In the judgment delivered in the case of Satyabrata v. Mugneeram, 1954 SCR 310, the court pointed out that the obligations arising out of a contract can be discharged if the very substratum upon which the contract was based and which the parties had in mind has been thrown into disorder with a change in the state of affairs or things. At this juncture, it becomes pertinent to note that a person is not absolved from his duty merely because the performance of the terms has become burdensome and inconvenient as a result of the altered state of affairs. The Supreme Court, in M/S. Alopi Parshad & Sons Ltd. v. Union of India, 1960 (2) SCR 793, while turning down the claim of the party that sought to supply ghee at inflated rates citing a change in circumstances post World War II, observed that the frustration of a contract cannot be pleaded entirely on the premise that the state of affairs stand altered or have become more demanding, and the parties are therefore refrained from getting rid of the bargain that they, on their own accord, made. This way of the looking at things as they stand also finds reverberation in the judgment delivered in the case of Tsakiroglou & Co. Ltd. v Noblee Thorl, GmbH, 1961 (2) All ER 179 wherein it was noted that the fact that alternative route was longer than the original one, doesn’t discharge the party from his obligations arising under the contract.

Conclusion

It can be said that the underpinning of agreements has been disrupted in the times of this pandemic. The answer to the question of discharge of obligations is not an objective one. All the above discussed determining factors and considerations are influenced by the terms stipulated in the contract itself. The state of affairs that can lead to the dissolution of a contract, the preconditions thereof, the dubiety over-application of the doctrine of frustration etc., to a great extent, are swayed by the specifications of the contract.
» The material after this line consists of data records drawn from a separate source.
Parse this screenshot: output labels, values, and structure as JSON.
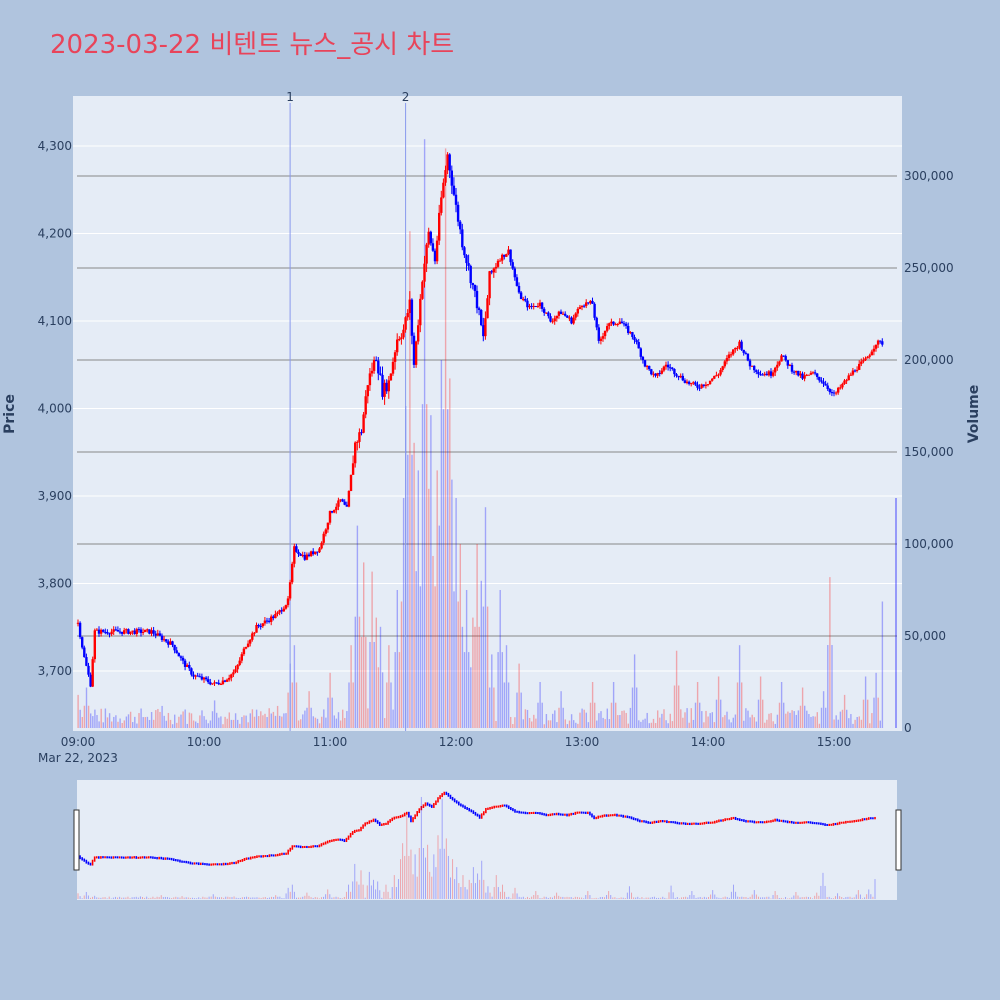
{
  "title": "2023-03-22 비텐트 뉴스_공시 차트",
  "colors": {
    "page_bg": "#b0c4de",
    "plot_bg": "#e5ecf6",
    "up": "#ff0000",
    "down": "#0000ff",
    "title": "#e8445a",
    "event_line": "#8899ee",
    "volume_grid": "#888888"
  },
  "chart_data": {
    "type": "candlestick",
    "xlabel": "",
    "date_label": "Mar 22, 2023",
    "ylabel": "Price",
    "y2label": "Volume",
    "ylim": [
      3635,
      4355
    ],
    "y2lim": [
      0,
      345000
    ],
    "y_ticks": [
      {
        "value": 3700,
        "label": "3,700"
      },
      {
        "value": 3800,
        "label": "3,800"
      },
      {
        "value": 3900,
        "label": "3,900"
      },
      {
        "value": 4000,
        "label": "4,000"
      },
      {
        "value": 4100,
        "label": "4,100"
      },
      {
        "value": 4200,
        "label": "4,200"
      },
      {
        "value": 4300,
        "label": "4,300"
      }
    ],
    "y2_ticks": [
      {
        "value": 0,
        "label": "0"
      },
      {
        "value": 50000,
        "label": "50,000"
      },
      {
        "value": 100000,
        "label": "100,000"
      },
      {
        "value": 150000,
        "label": "150,000"
      },
      {
        "value": 200000,
        "label": "200,000"
      },
      {
        "value": 250000,
        "label": "250,000"
      },
      {
        "value": 300000,
        "label": "300,000"
      }
    ],
    "x_ticks": [
      {
        "time": "09:00",
        "label": "09:00"
      },
      {
        "time": "10:00",
        "label": "10:00"
      },
      {
        "time": "11:00",
        "label": "11:00"
      },
      {
        "time": "12:00",
        "label": "12:00"
      },
      {
        "time": "13:00",
        "label": "13:00"
      },
      {
        "time": "14:00",
        "label": "14:00"
      },
      {
        "time": "15:00",
        "label": "15:00"
      }
    ],
    "x_range": [
      "09:00",
      "15:30"
    ],
    "events": [
      {
        "label": "1",
        "time": "10:41"
      },
      {
        "label": "2",
        "time": "11:36"
      }
    ],
    "price_path": [
      {
        "t": "09:00",
        "p": 3755
      },
      {
        "t": "09:03",
        "p": 3715
      },
      {
        "t": "09:06",
        "p": 3685
      },
      {
        "t": "09:08",
        "p": 3745
      },
      {
        "t": "09:15",
        "p": 3745
      },
      {
        "t": "09:25",
        "p": 3745
      },
      {
        "t": "09:35",
        "p": 3745
      },
      {
        "t": "09:45",
        "p": 3730
      },
      {
        "t": "09:50",
        "p": 3710
      },
      {
        "t": "09:55",
        "p": 3695
      },
      {
        "t": "10:00",
        "p": 3690
      },
      {
        "t": "10:05",
        "p": 3685
      },
      {
        "t": "10:10",
        "p": 3690
      },
      {
        "t": "10:15",
        "p": 3700
      },
      {
        "t": "10:20",
        "p": 3730
      },
      {
        "t": "10:25",
        "p": 3750
      },
      {
        "t": "10:35",
        "p": 3765
      },
      {
        "t": "10:40",
        "p": 3780
      },
      {
        "t": "10:43",
        "p": 3840
      },
      {
        "t": "10:48",
        "p": 3830
      },
      {
        "t": "10:55",
        "p": 3840
      },
      {
        "t": "11:00",
        "p": 3880
      },
      {
        "t": "11:05",
        "p": 3895
      },
      {
        "t": "11:08",
        "p": 3885
      },
      {
        "t": "11:12",
        "p": 3960
      },
      {
        "t": "11:15",
        "p": 3975
      },
      {
        "t": "11:18",
        "p": 4030
      },
      {
        "t": "11:22",
        "p": 4060
      },
      {
        "t": "11:25",
        "p": 4020
      },
      {
        "t": "11:28",
        "p": 4030
      },
      {
        "t": "11:32",
        "p": 4080
      },
      {
        "t": "11:35",
        "p": 4090
      },
      {
        "t": "11:38",
        "p": 4120
      },
      {
        "t": "11:40",
        "p": 4050
      },
      {
        "t": "11:44",
        "p": 4150
      },
      {
        "t": "11:47",
        "p": 4200
      },
      {
        "t": "11:50",
        "p": 4170
      },
      {
        "t": "11:53",
        "p": 4240
      },
      {
        "t": "11:56",
        "p": 4290
      },
      {
        "t": "12:00",
        "p": 4230
      },
      {
        "t": "12:03",
        "p": 4190
      },
      {
        "t": "12:06",
        "p": 4160
      },
      {
        "t": "12:10",
        "p": 4120
      },
      {
        "t": "12:13",
        "p": 4080
      },
      {
        "t": "12:16",
        "p": 4150
      },
      {
        "t": "12:20",
        "p": 4170
      },
      {
        "t": "12:25",
        "p": 4180
      },
      {
        "t": "12:30",
        "p": 4130
      },
      {
        "t": "12:35",
        "p": 4115
      },
      {
        "t": "12:40",
        "p": 4120
      },
      {
        "t": "12:45",
        "p": 4100
      },
      {
        "t": "12:50",
        "p": 4110
      },
      {
        "t": "12:55",
        "p": 4100
      },
      {
        "t": "13:00",
        "p": 4120
      },
      {
        "t": "13:05",
        "p": 4120
      },
      {
        "t": "13:08",
        "p": 4075
      },
      {
        "t": "13:12",
        "p": 4095
      },
      {
        "t": "13:18",
        "p": 4100
      },
      {
        "t": "13:25",
        "p": 4080
      },
      {
        "t": "13:30",
        "p": 4050
      },
      {
        "t": "13:35",
        "p": 4035
      },
      {
        "t": "13:40",
        "p": 4050
      },
      {
        "t": "13:45",
        "p": 4040
      },
      {
        "t": "13:50",
        "p": 4030
      },
      {
        "t": "13:55",
        "p": 4025
      },
      {
        "t": "14:00",
        "p": 4030
      },
      {
        "t": "14:05",
        "p": 4040
      },
      {
        "t": "14:10",
        "p": 4060
      },
      {
        "t": "14:15",
        "p": 4075
      },
      {
        "t": "14:20",
        "p": 4050
      },
      {
        "t": "14:25",
        "p": 4040
      },
      {
        "t": "14:30",
        "p": 4040
      },
      {
        "t": "14:35",
        "p": 4060
      },
      {
        "t": "14:40",
        "p": 4045
      },
      {
        "t": "14:45",
        "p": 4035
      },
      {
        "t": "14:50",
        "p": 4040
      },
      {
        "t": "14:55",
        "p": 4030
      },
      {
        "t": "15:00",
        "p": 4015
      },
      {
        "t": "15:05",
        "p": 4030
      },
      {
        "t": "15:10",
        "p": 4045
      },
      {
        "t": "15:15",
        "p": 4055
      },
      {
        "t": "15:20",
        "p": 4075
      },
      {
        "t": "15:23",
        "p": 4075
      }
    ],
    "volume_spikes": [
      {
        "t": "09:00",
        "v": 18000
      },
      {
        "t": "09:04",
        "v": 22000
      },
      {
        "t": "09:08",
        "v": 10000
      },
      {
        "t": "09:30",
        "v": 8000
      },
      {
        "t": "09:40",
        "v": 12000
      },
      {
        "t": "09:50",
        "v": 9000
      },
      {
        "t": "10:05",
        "v": 15000
      },
      {
        "t": "10:15",
        "v": 8000
      },
      {
        "t": "10:35",
        "v": 12000
      },
      {
        "t": "10:41",
        "v": 35000
      },
      {
        "t": "10:43",
        "v": 45000
      },
      {
        "t": "10:50",
        "v": 20000
      },
      {
        "t": "11:00",
        "v": 30000
      },
      {
        "t": "11:10",
        "v": 45000
      },
      {
        "t": "11:13",
        "v": 110000
      },
      {
        "t": "11:16",
        "v": 90000
      },
      {
        "t": "11:20",
        "v": 85000
      },
      {
        "t": "11:22",
        "v": 60000
      },
      {
        "t": "11:24",
        "v": 55000
      },
      {
        "t": "11:28",
        "v": 45000
      },
      {
        "t": "11:32",
        "v": 75000
      },
      {
        "t": "11:35",
        "v": 125000
      },
      {
        "t": "11:36",
        "v": 175000
      },
      {
        "t": "11:38",
        "v": 270000
      },
      {
        "t": "11:40",
        "v": 155000
      },
      {
        "t": "11:42",
        "v": 140000
      },
      {
        "t": "11:45",
        "v": 320000
      },
      {
        "t": "11:47",
        "v": 130000
      },
      {
        "t": "11:48",
        "v": 170000
      },
      {
        "t": "11:51",
        "v": 140000
      },
      {
        "t": "11:53",
        "v": 200000
      },
      {
        "t": "11:55",
        "v": 315000
      },
      {
        "t": "11:57",
        "v": 190000
      },
      {
        "t": "11:58",
        "v": 135000
      },
      {
        "t": "12:00",
        "v": 125000
      },
      {
        "t": "12:02",
        "v": 100000
      },
      {
        "t": "12:05",
        "v": 75000
      },
      {
        "t": "12:08",
        "v": 60000
      },
      {
        "t": "12:10",
        "v": 100000
      },
      {
        "t": "12:12",
        "v": 80000
      },
      {
        "t": "12:14",
        "v": 120000
      },
      {
        "t": "12:17",
        "v": 40000
      },
      {
        "t": "12:21",
        "v": 75000
      },
      {
        "t": "12:24",
        "v": 45000
      },
      {
        "t": "12:30",
        "v": 35000
      },
      {
        "t": "12:40",
        "v": 25000
      },
      {
        "t": "12:50",
        "v": 20000
      },
      {
        "t": "13:05",
        "v": 25000
      },
      {
        "t": "13:15",
        "v": 25000
      },
      {
        "t": "13:25",
        "v": 40000
      },
      {
        "t": "13:45",
        "v": 42000
      },
      {
        "t": "13:55",
        "v": 25000
      },
      {
        "t": "14:05",
        "v": 28000
      },
      {
        "t": "14:15",
        "v": 45000
      },
      {
        "t": "14:25",
        "v": 28000
      },
      {
        "t": "14:35",
        "v": 25000
      },
      {
        "t": "14:45",
        "v": 22000
      },
      {
        "t": "14:55",
        "v": 20000
      },
      {
        "t": "14:58",
        "v": 82000
      },
      {
        "t": "15:05",
        "v": 18000
      },
      {
        "t": "15:15",
        "v": 28000
      },
      {
        "t": "15:20",
        "v": 30000
      },
      {
        "t": "15:24",
        "v": 125000
      }
    ]
  }
}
It is clear that the incorporation of the pandemic in the force majeure clause will provide comprehensibility as to whether or not the COVID-19 pandemic will bring about the efficacy of the force majeure clause as mentioned in the contract. The catch-all wording, which is generally used in the contracts, would also be instrumental in bringing about the intended effects of the force majeure clause if the realistic circumstances have the effect of rendering the realization of the contract impossible. Despite the fact that the contract has been frustrated at the tail length, Section 65 of the Indian Contract Act that stipulates that the party who has received any benefit under the contract which later on was discovered to be void will have to restore such benefit or compensate the other party accordingly, can be invoked. The parties can also seek to renegotiate the terms if the performance of the contract in its original form has become strenuous or if the parties do not wish to terminate the contract.

References

  1. The Indian Contract and Specific Relief Acts by Pollock and Mulla.
  2. Law of Contract & Specific Relief by Dr Avtar Singh.